Que pensez-vous du parcours de Caitlyn Jenner? C’est bien qu’on en parle mais il ne faut pas que ça devienne trop commercial. C’était un modèle de virilité au départ. Elle dit qu’elle s’est toujours sentie femme, et j’ai lu aussi pas mal de témoignages de pères de famille. Si elles le disent, je le crois. Mais ça a dû les travailler.

Le théâtre, ça vous a tenté? J’ai une anecdote. Je vais prendre le thé chez un acteur du Français. Et arrive Jean Genet. Il parle de la circulation, de l’avantage de prendre le bus. Il explique qu’il aime le Français car il y a une homogénéité. Nous sommes en 1954 et je n’ai pas 20 ans.
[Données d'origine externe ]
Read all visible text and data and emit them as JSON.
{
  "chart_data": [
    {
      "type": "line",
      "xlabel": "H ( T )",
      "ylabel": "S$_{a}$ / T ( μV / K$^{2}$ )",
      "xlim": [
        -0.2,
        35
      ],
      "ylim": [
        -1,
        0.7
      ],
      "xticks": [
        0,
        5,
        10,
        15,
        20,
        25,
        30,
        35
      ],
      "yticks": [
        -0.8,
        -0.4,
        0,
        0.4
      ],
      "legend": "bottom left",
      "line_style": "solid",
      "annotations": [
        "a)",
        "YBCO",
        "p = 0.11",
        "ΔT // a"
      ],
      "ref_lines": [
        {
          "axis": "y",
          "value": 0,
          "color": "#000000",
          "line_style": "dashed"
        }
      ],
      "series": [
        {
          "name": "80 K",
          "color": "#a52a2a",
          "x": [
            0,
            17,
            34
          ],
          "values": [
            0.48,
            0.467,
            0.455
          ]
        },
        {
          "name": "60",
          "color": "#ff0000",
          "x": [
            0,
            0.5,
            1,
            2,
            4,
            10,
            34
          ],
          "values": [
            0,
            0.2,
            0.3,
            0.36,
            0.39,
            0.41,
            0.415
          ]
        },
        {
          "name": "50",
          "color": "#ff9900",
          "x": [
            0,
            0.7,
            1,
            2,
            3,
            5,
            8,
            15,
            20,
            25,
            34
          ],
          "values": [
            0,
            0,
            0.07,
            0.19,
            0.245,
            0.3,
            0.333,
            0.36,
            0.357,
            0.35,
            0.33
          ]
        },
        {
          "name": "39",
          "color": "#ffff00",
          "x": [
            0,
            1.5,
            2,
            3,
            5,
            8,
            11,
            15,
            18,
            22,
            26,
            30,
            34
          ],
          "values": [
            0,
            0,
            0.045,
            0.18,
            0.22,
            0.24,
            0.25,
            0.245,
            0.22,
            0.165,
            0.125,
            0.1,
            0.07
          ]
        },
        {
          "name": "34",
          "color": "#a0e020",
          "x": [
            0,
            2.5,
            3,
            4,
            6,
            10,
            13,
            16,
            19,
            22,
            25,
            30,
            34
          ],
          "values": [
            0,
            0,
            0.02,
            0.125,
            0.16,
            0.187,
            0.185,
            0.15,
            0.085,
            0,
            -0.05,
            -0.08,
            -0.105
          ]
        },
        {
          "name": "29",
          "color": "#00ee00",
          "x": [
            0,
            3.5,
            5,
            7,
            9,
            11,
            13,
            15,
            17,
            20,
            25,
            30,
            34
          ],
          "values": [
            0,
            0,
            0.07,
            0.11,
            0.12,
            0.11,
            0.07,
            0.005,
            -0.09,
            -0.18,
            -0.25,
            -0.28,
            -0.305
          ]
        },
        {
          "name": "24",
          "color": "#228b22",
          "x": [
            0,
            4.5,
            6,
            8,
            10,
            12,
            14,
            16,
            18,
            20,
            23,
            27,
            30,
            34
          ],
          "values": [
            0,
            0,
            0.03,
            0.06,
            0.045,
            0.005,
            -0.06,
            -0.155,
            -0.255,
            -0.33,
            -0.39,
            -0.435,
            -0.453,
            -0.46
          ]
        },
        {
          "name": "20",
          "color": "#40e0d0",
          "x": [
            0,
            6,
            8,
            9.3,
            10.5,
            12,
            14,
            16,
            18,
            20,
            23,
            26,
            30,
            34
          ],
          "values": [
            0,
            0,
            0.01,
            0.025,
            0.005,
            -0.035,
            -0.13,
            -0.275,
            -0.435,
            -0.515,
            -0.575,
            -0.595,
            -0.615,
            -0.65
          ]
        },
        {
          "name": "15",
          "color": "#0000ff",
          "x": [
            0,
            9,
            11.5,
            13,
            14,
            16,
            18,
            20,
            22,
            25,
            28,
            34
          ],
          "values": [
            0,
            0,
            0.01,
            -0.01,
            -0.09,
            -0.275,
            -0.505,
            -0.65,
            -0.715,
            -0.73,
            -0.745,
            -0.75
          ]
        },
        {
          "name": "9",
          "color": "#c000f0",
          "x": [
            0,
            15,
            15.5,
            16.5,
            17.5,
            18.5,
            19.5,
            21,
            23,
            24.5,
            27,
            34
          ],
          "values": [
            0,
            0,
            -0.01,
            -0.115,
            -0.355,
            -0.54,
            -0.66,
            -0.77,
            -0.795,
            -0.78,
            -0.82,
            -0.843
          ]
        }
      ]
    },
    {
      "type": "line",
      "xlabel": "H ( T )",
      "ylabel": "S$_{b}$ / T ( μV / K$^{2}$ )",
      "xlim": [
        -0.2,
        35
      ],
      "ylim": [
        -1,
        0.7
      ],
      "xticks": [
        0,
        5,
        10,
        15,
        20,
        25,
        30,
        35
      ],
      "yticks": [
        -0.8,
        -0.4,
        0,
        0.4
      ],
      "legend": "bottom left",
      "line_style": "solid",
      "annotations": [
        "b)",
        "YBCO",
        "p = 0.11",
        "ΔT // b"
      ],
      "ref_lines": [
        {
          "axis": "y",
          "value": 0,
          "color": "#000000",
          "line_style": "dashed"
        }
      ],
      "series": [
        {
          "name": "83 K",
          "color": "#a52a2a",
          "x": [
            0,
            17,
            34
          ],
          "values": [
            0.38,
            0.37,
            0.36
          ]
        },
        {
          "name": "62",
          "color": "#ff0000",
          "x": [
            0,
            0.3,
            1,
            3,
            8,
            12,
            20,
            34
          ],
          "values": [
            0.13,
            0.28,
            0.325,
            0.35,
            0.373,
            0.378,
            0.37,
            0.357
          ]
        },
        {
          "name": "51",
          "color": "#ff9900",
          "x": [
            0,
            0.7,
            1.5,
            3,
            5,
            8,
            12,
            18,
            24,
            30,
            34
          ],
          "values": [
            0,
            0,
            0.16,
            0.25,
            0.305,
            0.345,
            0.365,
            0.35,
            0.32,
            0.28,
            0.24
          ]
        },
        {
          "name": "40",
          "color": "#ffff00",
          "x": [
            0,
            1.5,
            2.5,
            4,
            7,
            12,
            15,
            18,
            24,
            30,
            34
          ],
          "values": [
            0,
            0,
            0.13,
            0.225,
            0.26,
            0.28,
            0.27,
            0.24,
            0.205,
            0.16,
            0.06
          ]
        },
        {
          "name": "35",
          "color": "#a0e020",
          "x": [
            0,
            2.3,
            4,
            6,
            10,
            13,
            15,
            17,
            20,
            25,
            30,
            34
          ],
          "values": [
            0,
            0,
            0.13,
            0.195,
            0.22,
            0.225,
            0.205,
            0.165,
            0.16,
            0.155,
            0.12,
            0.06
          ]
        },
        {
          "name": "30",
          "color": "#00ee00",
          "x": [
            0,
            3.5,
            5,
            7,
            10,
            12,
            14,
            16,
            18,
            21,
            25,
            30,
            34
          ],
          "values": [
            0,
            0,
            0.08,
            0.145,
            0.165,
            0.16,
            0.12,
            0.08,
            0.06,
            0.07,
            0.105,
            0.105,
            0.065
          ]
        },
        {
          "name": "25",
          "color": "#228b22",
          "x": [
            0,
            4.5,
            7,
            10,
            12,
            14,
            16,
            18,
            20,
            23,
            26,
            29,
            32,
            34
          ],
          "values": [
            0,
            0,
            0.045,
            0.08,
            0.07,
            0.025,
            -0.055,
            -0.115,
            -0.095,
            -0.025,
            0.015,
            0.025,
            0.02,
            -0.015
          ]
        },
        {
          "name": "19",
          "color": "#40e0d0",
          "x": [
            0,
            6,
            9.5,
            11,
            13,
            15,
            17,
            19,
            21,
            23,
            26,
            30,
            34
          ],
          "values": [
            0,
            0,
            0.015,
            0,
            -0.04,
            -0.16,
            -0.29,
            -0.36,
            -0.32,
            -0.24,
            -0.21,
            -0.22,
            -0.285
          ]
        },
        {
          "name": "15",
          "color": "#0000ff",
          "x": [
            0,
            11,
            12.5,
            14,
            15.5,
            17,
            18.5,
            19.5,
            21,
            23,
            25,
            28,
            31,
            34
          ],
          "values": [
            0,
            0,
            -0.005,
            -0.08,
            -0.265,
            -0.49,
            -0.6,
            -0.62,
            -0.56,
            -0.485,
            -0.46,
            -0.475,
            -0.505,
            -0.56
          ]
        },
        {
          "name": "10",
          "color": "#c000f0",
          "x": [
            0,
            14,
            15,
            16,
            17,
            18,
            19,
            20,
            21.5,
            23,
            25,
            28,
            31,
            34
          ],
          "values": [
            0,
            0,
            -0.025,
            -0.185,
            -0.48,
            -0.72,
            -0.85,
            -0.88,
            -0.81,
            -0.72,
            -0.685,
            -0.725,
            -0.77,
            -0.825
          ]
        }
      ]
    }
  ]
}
Puis tout d’un coup, il me dit: alors toi, qu’est-ce que tu aimes au théâtre. je suis encore imprégnée de mes études. Je lui dis: Célimène, Andromaque. « Oh, mais je ne te demandes pas ça, pas ses rôles-là! » me lance-t-il. Il me dit: « Dis-moi peau de con! » Je suis restée bouche bée, je n’avais jamais parlé comme ça. Il me prend le bras, me fait me lever, et s’approche de moi. Il était plus petit que moi. Et il me répète: « dis-moi peau de con! » Impossible pour moi de prononcer ces mots. Il se tourne vers l’acteur: « Il faut lui apprendre l’expression du mépris ». Tout ça est tombé à l’eau. J’étais estomaquée. J’avais lu Le Roman de la rose, cette rencontre a été extraordinaire, mais sans suite. D’après ce qu’on m’avait dit, la pièce s’appelait Splendid’s. c’est une bande de voyous qui assassine une femme. J’étais censée être le chef de la bande, qui tue en garçon mais qui doit ensuite se transformer pendant le spectacle, en femme mais qui perd tout son pouvoir sur la bande. C’était grandiose, mais cette rencontre m’a guérie du théâtre pour le restant de ma vie!

*Editrice, biographe de l’écrivain Raymond Radiguet et professeure de littérature comparée. Décédée le 8 février 2016.